Headlines elsewhere like ‘Times paywall sees traffic plummet‘ seem to suggest that the paywall recently installed by News International to charge for online content from their newspaper stable has been a business disaster. Yet despite a report last week from ComScore suggesting a 50 per cent drop in The Times visitors and prompting the doomy headlines, from a business perspective it may actually have been a very shrewd move.

ComScore‘s figures suggested the number of unique visitors to The Times web site dropped from 2.79 million in May to 1.61 million in July and that page views fell from 29 million in May to nine million in July as well as readers spending less time on the site. However, consider that first set of numbers again: Prior to the paywall, the site was getting 2.79 million users accessing the site for free. Now it has 1.61 million but all have paid a price to be there. On a figures basis 2.79 million of nothing is nothing but 1.61 million paying a £1 is a lot, lot more revenue.
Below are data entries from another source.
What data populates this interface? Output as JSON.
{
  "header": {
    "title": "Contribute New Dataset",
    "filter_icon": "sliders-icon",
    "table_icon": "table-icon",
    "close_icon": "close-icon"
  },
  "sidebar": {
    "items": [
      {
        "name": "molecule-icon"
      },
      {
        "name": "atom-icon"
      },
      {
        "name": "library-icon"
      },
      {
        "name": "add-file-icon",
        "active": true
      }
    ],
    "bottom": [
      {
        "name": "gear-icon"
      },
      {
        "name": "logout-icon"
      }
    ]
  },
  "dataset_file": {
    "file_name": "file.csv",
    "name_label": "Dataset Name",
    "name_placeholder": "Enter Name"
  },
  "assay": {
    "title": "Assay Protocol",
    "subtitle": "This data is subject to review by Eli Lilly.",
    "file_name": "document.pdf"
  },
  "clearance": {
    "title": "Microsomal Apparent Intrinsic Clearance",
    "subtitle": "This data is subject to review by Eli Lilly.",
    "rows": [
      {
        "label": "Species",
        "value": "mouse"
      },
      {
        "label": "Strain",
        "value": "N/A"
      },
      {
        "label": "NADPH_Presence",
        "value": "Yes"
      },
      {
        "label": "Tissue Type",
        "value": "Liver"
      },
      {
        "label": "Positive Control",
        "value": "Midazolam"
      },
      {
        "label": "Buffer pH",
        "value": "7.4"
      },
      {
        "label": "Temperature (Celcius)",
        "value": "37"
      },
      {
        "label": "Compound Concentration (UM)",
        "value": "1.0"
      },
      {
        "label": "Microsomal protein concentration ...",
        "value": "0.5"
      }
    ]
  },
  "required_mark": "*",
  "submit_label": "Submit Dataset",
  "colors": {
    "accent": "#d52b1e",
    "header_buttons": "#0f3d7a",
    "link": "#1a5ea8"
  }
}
News International’s introductory offer allowed 30 days access to both sites for £1 – users of which would have been included in ComScore’s initial figures. The normal subscription rate of £1 for 24 hours access or £2 for one week’s access and free to seven-day subscribers to the print editions of The Times and The Sunday Times might make the next set of figures different again but from an initial glance it appears that the paywall will provide News International with a strong revenue stream to help off-set the hefty costs it must incur running it’s large online presence.

As News International boss Rupert Murdoch said himself “We are witnessing the start of a new business model for the internet”.